The Eurozone periphery bonds strengthened Tuesday following gains in the benchmark German bunds.
The French 10-year bond yields, which moves inversely to its price, fell 9 basis points to 0.730 percent, Irish 10-year bonds yield dipped 10 basis points to 0.914 percent, Italian equivalent slid 9 basis points to 2.001 percent, Netherlands 10-year bonds yield ticked 5-1/2 basis points lower to 0.460 percent, Portuguese equivalents down 10 basis points to 3.458 percent and the Spanish 10-year bonds yield tumbled 9 basis points to 1.440 percent by 10:20 GMT.
Germany’s gross domestic product rose less-than-expected in the last quarter to a seasonally adjusted 0.2 percent, lower than the market consensus of 0.3 percent increase, from 0.4 percent in the preceding quarter.

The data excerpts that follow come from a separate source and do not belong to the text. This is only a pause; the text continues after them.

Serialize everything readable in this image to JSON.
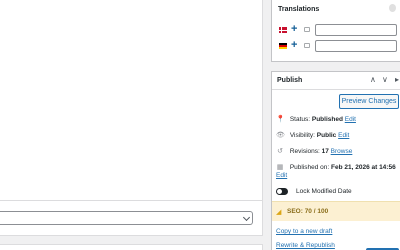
{
  "translations": {
    "title": "Translations",
    "languages": [
      {
        "flag": "danish-flag"
      },
      {
        "flag": "german-flag"
      }
    ]
  },
  "publish": {
    "title": "Publish",
    "preview_button": "Preview Changes",
    "status_label": "Status:",
    "status_value": "Published",
    "status_edit": "Edit",
    "visibility_label": "Visibility:",
    "visibility_value": "Public",
    "visibility_edit": "Edit",
    "revisions_label": "Revisions:",
    "revisions_value": "17",
    "revisions_browse": "Browse",
    "published_label": "Published on:",
    "published_value": "Feb 21, 2026 at 14:56",
    "published_edit": "Edit",
    "lock_label": "Lock Modified Date",
    "seo_label": "SEO: 70 / 100",
    "copy_link": "Copy to a new draft",
    "rewrite_link": "Rewrite & Republish"
  },
  "colors": {
    "accent": "#2271b1",
    "seo_background": "#fcf0d2",
    "seo_text": "#8a6d1a"
  }
}
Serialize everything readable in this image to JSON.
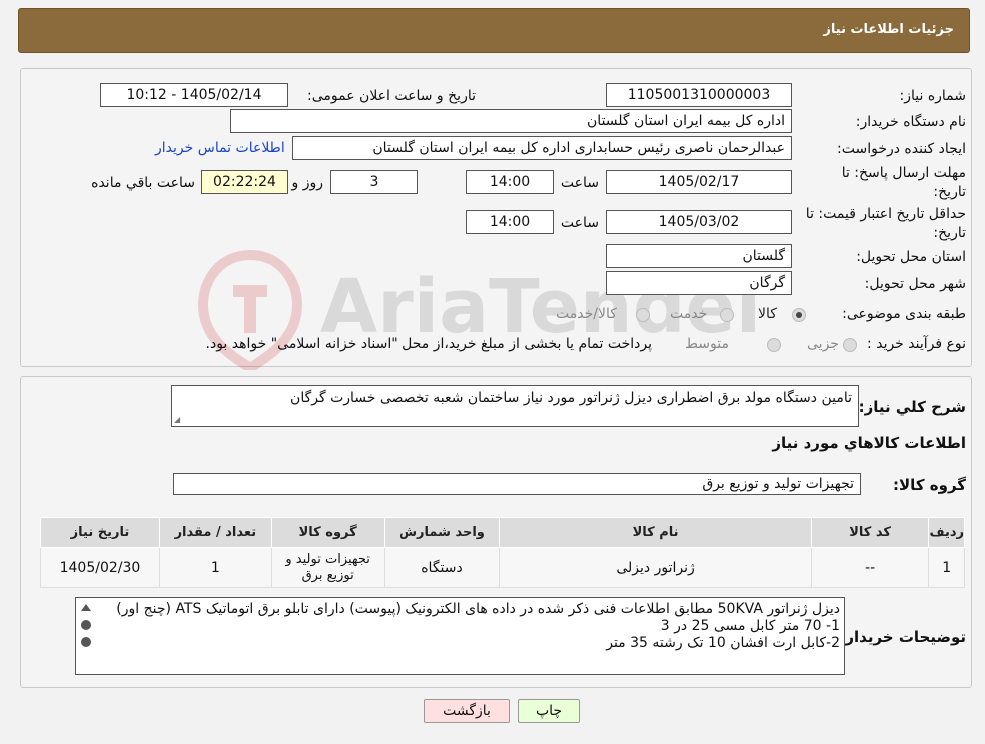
{
  "header": {
    "title": "جزئیات اطلاعات نیاز"
  },
  "form": {
    "need_number_label": "شماره نیاز:",
    "need_number": "1105001310000003",
    "announce_label": "تاریخ و ساعت اعلان عمومی:",
    "announce_value": "1405/02/14 - 10:12",
    "buyer_org_label": "نام دستگاه خریدار:",
    "buyer_org": "اداره کل بیمه ایران استان گلستان",
    "creator_label": "ایجاد کننده درخواست:",
    "creator": "عبدالرحمان ناصری رئیس حسابداری اداره کل بیمه ایران استان گلستان",
    "contact_link": "اطلاعات تماس خریدار",
    "reply_deadline_label": "مهلت ارسال پاسخ: تا تاریخ:",
    "reply_date": "1405/02/17",
    "time_label": "ساعت",
    "reply_time": "14:00",
    "days_value": "3",
    "days_label": "روز و",
    "remaining_time": "02:22:24",
    "remaining_label": "ساعت باقي مانده",
    "validity_label": "حداقل تاریخ اعتبار قیمت: تا تاریخ:",
    "validity_date": "1405/03/02",
    "validity_time": "14:00",
    "province_label": "استان محل تحویل:",
    "province": "گلستان",
    "city_label": "شهر محل تحویل:",
    "city": "گرگان",
    "category_label": "طبقه بندی موضوعی:",
    "category_options": [
      "کالا",
      "خدمت",
      "کالا/خدمت"
    ],
    "category_selected": "کالا",
    "purchase_label": "نوع فرآیند خرید :",
    "purchase_options": [
      "جزیی",
      "متوسط"
    ],
    "purchase_note": "پرداخت تمام یا بخشی از مبلغ خرید،از محل \"اسناد خزانه اسلامی\" خواهد بود."
  },
  "summary": {
    "label": "شرح کلي نیاز:",
    "value": "تامین دستگاه مولد برق اضطراری دیزل ژنراتور مورد نیاز ساختمان شعبه تخصصی خسارت گرگان",
    "goods_info_title": "اطلاعات کالاهاي مورد نیاز",
    "goods_group_label": "گروه کالا:",
    "goods_group": "تجهیزات تولید و توزیع برق"
  },
  "table": {
    "headers": [
      "ردیف",
      "کد کالا",
      "نام کالا",
      "واحد شمارش",
      "گروه کالا",
      "تعداد / مقدار",
      "تاریخ نیاز"
    ],
    "rows": [
      [
        "1",
        "--",
        "ژنراتور دیزلی",
        "دستگاه",
        "تجهیزات تولید و توزیع برق",
        "1",
        "1405/02/30"
      ]
    ]
  },
  "buyer_notes": {
    "label": "توضیحات خریدار:",
    "lines": [
      "دیزل ژنراتور 50KVA مطابق اطلاعات فنی ذکر شده در داده های الکترونیک (پیوست) دارای تابلو برق اتوماتیک ATS (چنج اور)",
      "1- 70 متر کابل مسی 25 در 3",
      "2-کابل ارت افشان 10 تک رشته 35 متر"
    ]
  },
  "buttons": {
    "print": "چاپ",
    "back": "بازگشت"
  },
  "watermark": {
    "text": "AriaTender.neT"
  },
  "colors": {
    "header": "#8b6a3b",
    "link": "#1a44c7",
    "back_button": "#ffe0e0",
    "print_button": "#e8ffd8",
    "yellow_box": "#ffffd2"
  }
}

Rising apprehension from the 'Brexit' negotiations and continued structural weaknesses plus upcoming elections in many Eurozone countries add to the downside risks for the German economy.
The European Central Bank meets next month to review interest rates and its quantitative easing programme.
Lastly, investors remain keen to focus on the upcoming Eurozone CPI, German PPI followed by ECB President Mario Draghi and German Bundesbank President Jens Weidmann speech.
Meanwhile, the pan-European STOXX 600 index was up 0.04 percent and the euro-area blue-chip gauge the STOXX 50 climbed 0.08 percent, the DAX traded 0.12 percent higher, the PSI20 Index climbed 1.08 percent and the CAC-40 rose 0.45 percent by 10:20 GMT.